A wildlife study commissioned by WWF Australia found a 90 percent reduction in ground-dwelling animals in parts of New South Wales surveyed in early March. Elsewhere, scientists are most concerned about the survival of already endangered species such as the Kangaroo Island glossy black cockatoo and Kangaroo Island dunnart, a rat-size marsupial, whose limited habitat burned in the fires. But even less vulnerable animals, like the platypus and a small eucalypt-dwelling marsupial called the greater glider, are now in peril due to the sheer amount of land lost. In the state of Western Australia, fires burned the habitat of one of the last mainland populations of quokkas, the smiley-faced marsupial that has starred in thousands of selfies. As for the iconic kangaroos, thousands likely died, but with a population estimated at 50 million, scientists aren’t concerned about the species’ survival.

As pandemic restrictions ease, scientists are planning their return to field and volunteers are putting the tens of millions of dollars in international donations to work to help wildlife. The federal government has allocated $200 million Australian dollars toward wildlife recovery. (Learn more about how you can help Australia recover.)

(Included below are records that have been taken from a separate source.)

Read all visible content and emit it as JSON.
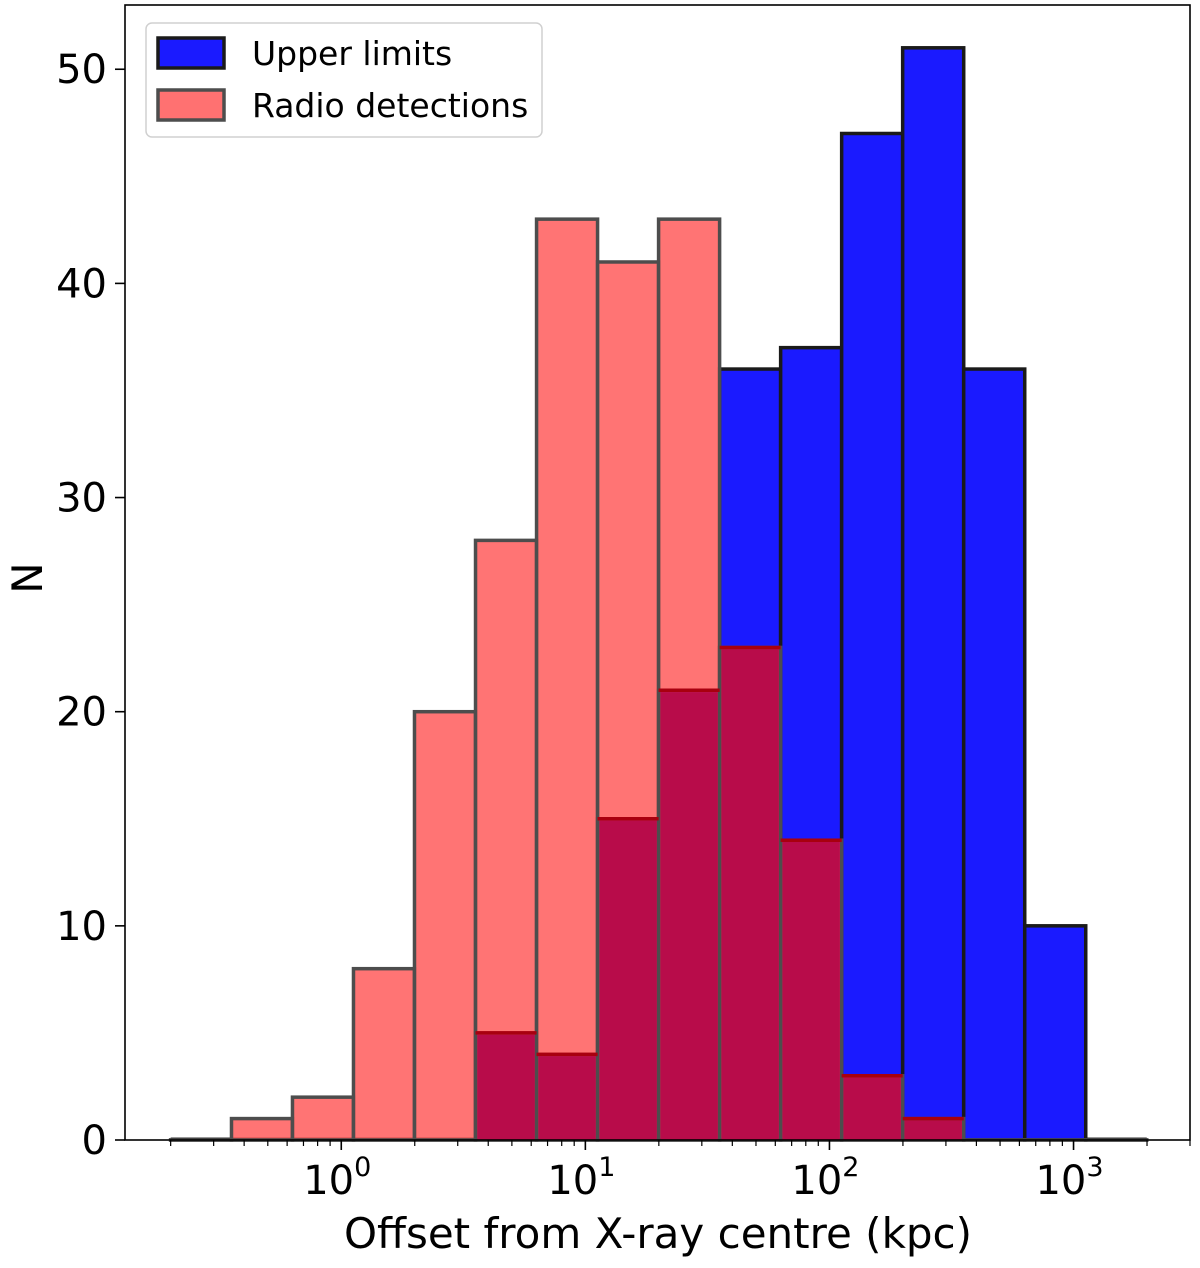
{
  "chart_data": {
    "type": "histogram",
    "xscale": "log",
    "xlabel": "Offset from X-ray centre (kpc)",
    "ylabel": "N",
    "xlim": [
      0.13,
      3000
    ],
    "ylim": [
      0,
      53
    ],
    "legend_position": "top-left",
    "yticks": [
      0,
      10,
      20,
      30,
      40,
      50
    ],
    "yticklabels": [
      "0",
      "10",
      "20",
      "30",
      "40",
      "50"
    ],
    "xticks": [
      {
        "base": "10",
        "exp": "0",
        "value": 1
      },
      {
        "base": "10",
        "exp": "1",
        "value": 10
      },
      {
        "base": "10",
        "exp": "2",
        "value": 100
      },
      {
        "base": "10",
        "exp": "3",
        "value": 1000
      }
    ],
    "bin_edges": [
      0.2,
      0.355,
      0.631,
      1.122,
      1.995,
      3.548,
      6.31,
      11.22,
      19.95,
      35.48,
      63.1,
      112.2,
      199.5,
      354.8,
      631,
      1122,
      1995
    ],
    "series": [
      {
        "name": "Upper limits",
        "color": "#1a1aff",
        "edge_color": "#1a1a1a",
        "values": [
          0,
          0,
          0,
          0,
          0,
          5,
          4,
          15,
          21,
          36,
          37,
          47,
          51,
          36,
          10,
          0
        ]
      },
      {
        "name": "Radio detections",
        "color": "#ff4d4d",
        "edge_color": "#4d4d4d",
        "overlap_color": "#b80c4a",
        "values": [
          0,
          1,
          2,
          8,
          20,
          28,
          43,
          41,
          43,
          23,
          14,
          3,
          1,
          0,
          0,
          0
        ]
      }
    ]
  }
}
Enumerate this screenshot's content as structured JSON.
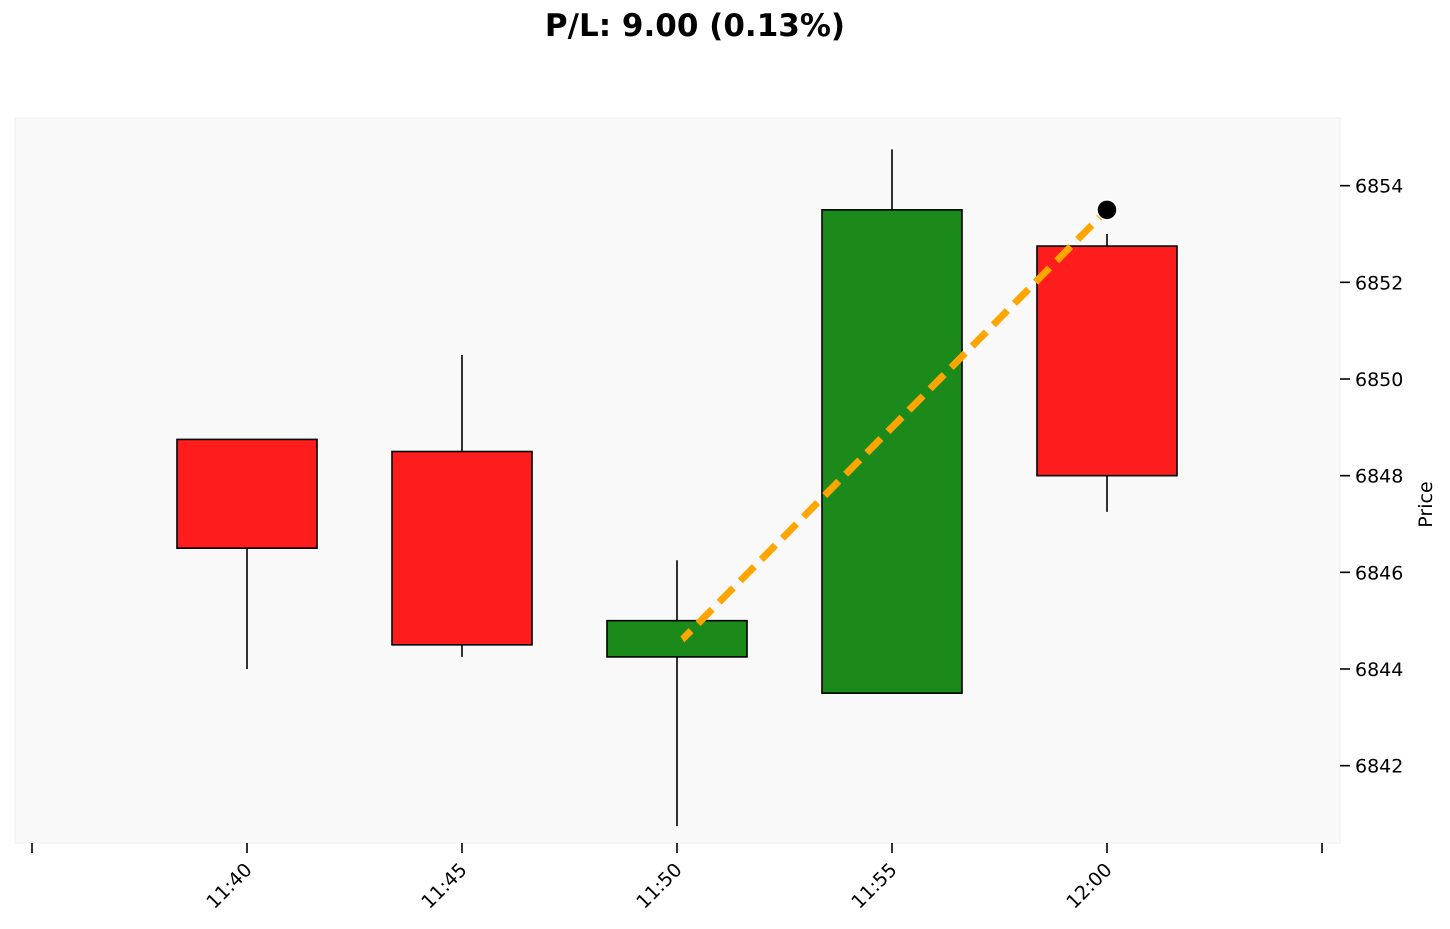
{
  "chart_data": {
    "type": "candlestick",
    "title": "P/L: 9.00 (0.13%)",
    "ylabel": "Price",
    "ylim": [
      6840.4,
      6855.4
    ],
    "y_ticks": [
      6842,
      6844,
      6846,
      6848,
      6850,
      6852,
      6854
    ],
    "categories": [
      "11:40",
      "11:45",
      "11:50",
      "11:55",
      "12:00"
    ],
    "candles": [
      {
        "time": "11:40",
        "open": 6848.75,
        "high": 6848.75,
        "low": 6844.0,
        "close": 6846.5
      },
      {
        "time": "11:45",
        "open": 6848.5,
        "high": 6850.5,
        "low": 6844.25,
        "close": 6844.5
      },
      {
        "time": "11:50",
        "open": 6844.25,
        "high": 6846.25,
        "low": 6840.75,
        "close": 6845.0
      },
      {
        "time": "11:55",
        "open": 6843.5,
        "high": 6854.75,
        "low": 6843.5,
        "close": 6853.5
      },
      {
        "time": "12:00",
        "open": 6852.75,
        "high": 6853.0,
        "low": 6847.25,
        "close": 6848.0
      }
    ],
    "trade": {
      "entry": {
        "time": "11:50",
        "price": 6844.5,
        "marker": "triangle-up"
      },
      "exit": {
        "time": "12:00",
        "price": 6853.5,
        "marker": "circle"
      }
    },
    "colors": {
      "up": "#1b8a1b",
      "down": "#ff1c1c",
      "trade_line": "#ffa500",
      "entry_marker": "#1b8a1b",
      "exit_marker": "#000000",
      "plot_background": "#f9f9f9"
    },
    "grid": false,
    "legend": "none"
  }
}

University of Sydney biologist Valentina Mella’s research established that koalas will use drinking stations during drought and heatwaves. She is now working with wildlife rescue group WIRES to distribute 800 drinking stations around Australia. WIRES is also issuing grants to communities for habitat restoration while Humane Society International is providing financial support to wildlife carers and helping them prepare for the fires to come. Quartermain says koalas rescued and later released on Kangaroo Island were implanted with microchips and will be tracked to keep tabs on their condition.

Science for Wildlife, meanwhile, is launching a six-month survey of koala habitat in the Blue Mountains. But Leigh is relieved to already have found one particular koala: Houdini, the radio-collared marsupial she could not rescue during the fires.

Houdini earned his name for his skill at escaping capture, and he proved adept at eluding the bushfires. “He was in a steep gully with huge trees, which don’t burn easily,” Leigh says. “He has given us some hope that in other steep gullies that suffered a similar low-intensity burn, we might find more surviving koalas.”